Avola, “grazie di tutto”: il poliziotto ferma un infermiere avolese che aveva appena terminato turno in ospedale

Uno scambio di battute tra due categorie di lavoratori in campo per la lotta al covid-19

Un piccolo episodio come tanti, in questo delicato momento, che vede protagoniste due categorie impegnate entrambe sul fronte della lotta al covid-19. Da una parte un operatore sanitario, un infermiere, di ritorno da uno dei turni massacranti cui, assieme ai suoi colleghi, è sottoposto ogni giorno dall’inizio dell’epidemia; dall’altra un militare impegnato in servizio di controllo del territorio.

Uno scambio di battute e un incoraggiamento a vicenda, ognuno per il proprio lavoro. A raccontarlo è uno dei due protagonisti, Dario, infermiere avolese che lavora all’Umberto I di Siracusa, l’ospedale finito nell’occhio del ciclone recentemente a causa di una serie di vicende legate proprio all’emergenza sanitaria in corso. Il giovane, sui social, racconta del lavoro che sta svolgendo e dell’inevitabile forte stress che le professioni sanitarie sono impegnate a gestire ogni giorno.
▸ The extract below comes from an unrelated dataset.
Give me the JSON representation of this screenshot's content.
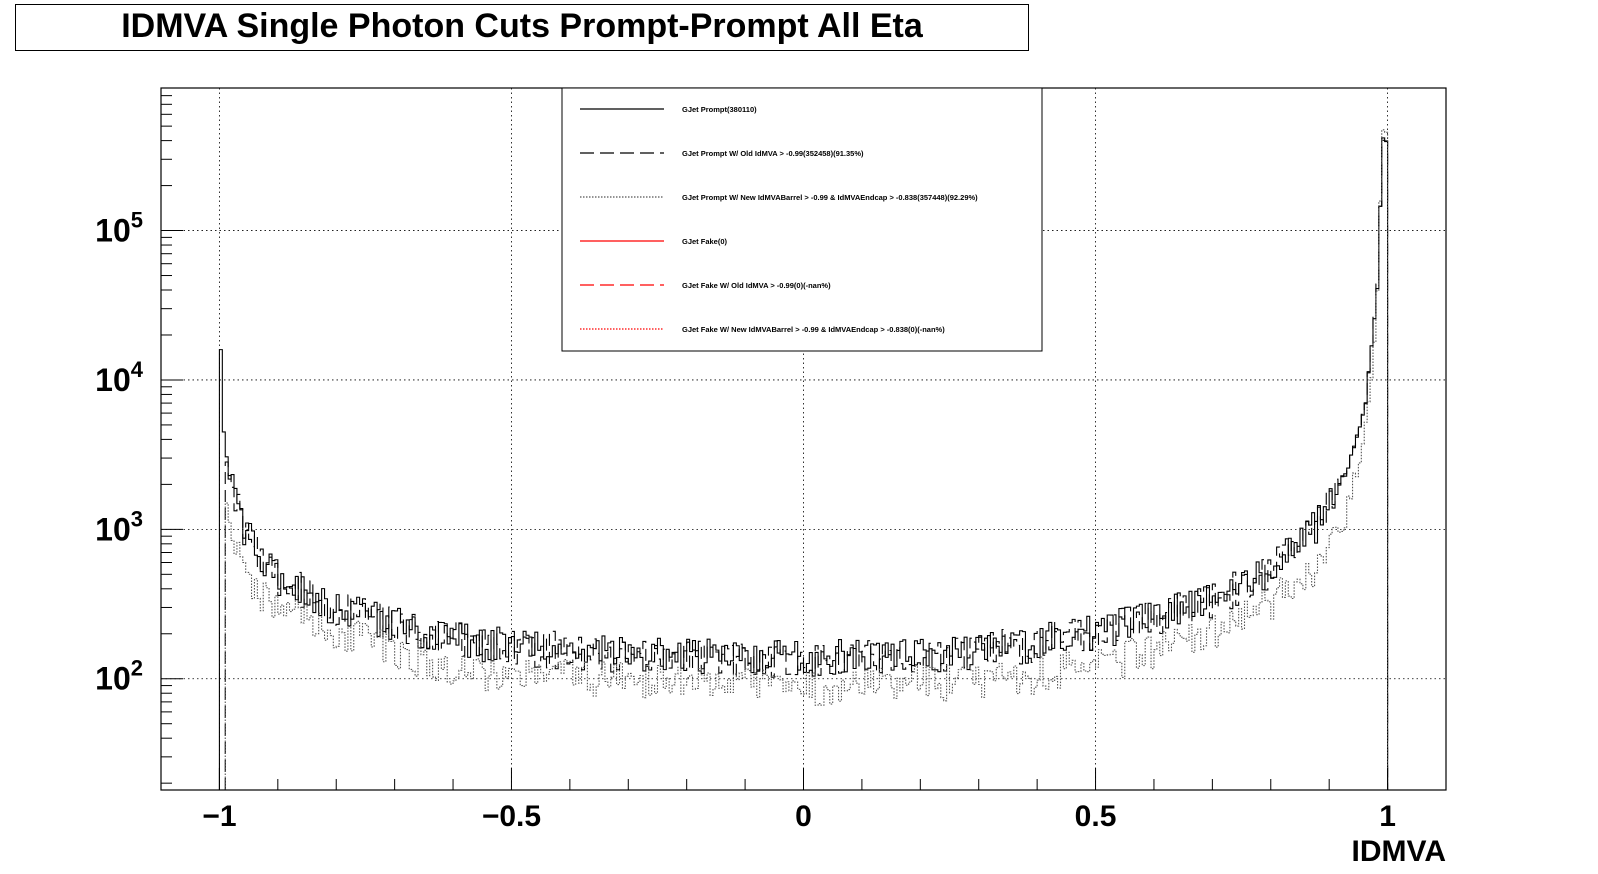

Oggi è stato uni dei turni più massacranti da quando è esploso il contagio da Covid- 19, uno di quei turni che quando ti accingi verso il timbro a fine turno è come una pozzanghera per un assetato in un deserto, forse magari stiamo iniziando ad accusare la stanchezza, lo stress i turni massacranti, la paura, la mancanza di alcuni colleghi che per vicissitudini o altro sono costretti ai box forzati e che sono sicuro che scalpitano per poter ritornare a lottare” scrive Dario che, assieme ai colleghi, non si sta risparmiando per aiutare i pazienti dell’Umberto I.
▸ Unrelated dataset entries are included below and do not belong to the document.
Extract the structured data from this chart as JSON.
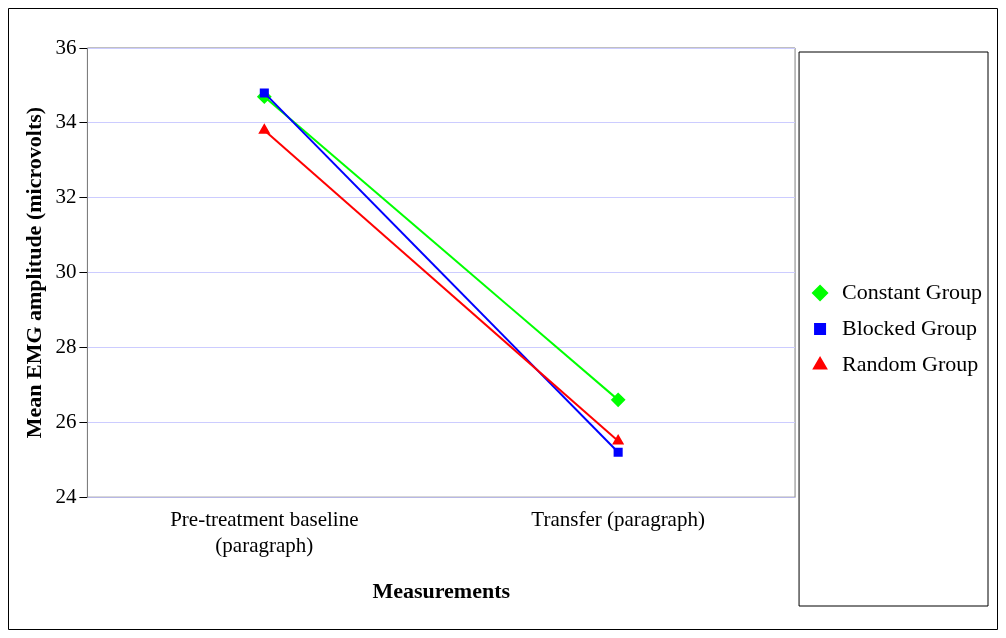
{
  "chart_data": {
    "type": "line",
    "xlabel": "Measurements",
    "ylabel": "Mean EMG amplitude (microvolts)",
    "categories": [
      "Pre-treatment baseline (paragraph)",
      "Transfer (paragraph)"
    ],
    "series": [
      {
        "name": "Constant Group",
        "color": "#00ff00",
        "marker": "diamond",
        "values": [
          34.7,
          26.6
        ]
      },
      {
        "name": "Blocked Group",
        "color": "#0000ff",
        "marker": "square",
        "values": [
          34.8,
          25.2
        ]
      },
      {
        "name": "Random Group",
        "color": "#ff0000",
        "marker": "triangle",
        "values": [
          33.8,
          25.5
        ]
      }
    ],
    "ylim": [
      24,
      36
    ],
    "yticks": [
      24,
      26,
      28,
      30,
      32,
      34,
      36
    ],
    "grid": "y",
    "legend": "right",
    "line_style": "solid"
  }
}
Durante un ricovero, infatti, infermieri, oss e medici diventano facce familiari, persone a cui ci si affida e di cui ci si fida. Viste le caratteristiche del coronavirus, oggi lo sono ancora di più e per i pazienti positivi rappresentano la propria famiglia. “Ma quando durante il tragitto di casa – continua Dario – vieni fermato ad un blocco da un militare, anch’egli in prima linea, e dopo che ti qualifichi quell’agente si mette sull’attenti ed esclama “grazie per tutto”, allora lì ti passa qualsiasi forma di stanchezza e non vedi il momento di poter ritornare ed affrontare un altro turno “massacrante” per provare a vincere questa partita e poter festeggiare finalmente tutti assieme. Abbiamo superato il girone, ragazzi, adesso testa agli Ottavi una partita alla volta e cerchiamo di portare questa  a casa”.

A Dario e a tutte le categorie impegnate a combattere il virus oggi va il nostro ringraziamento.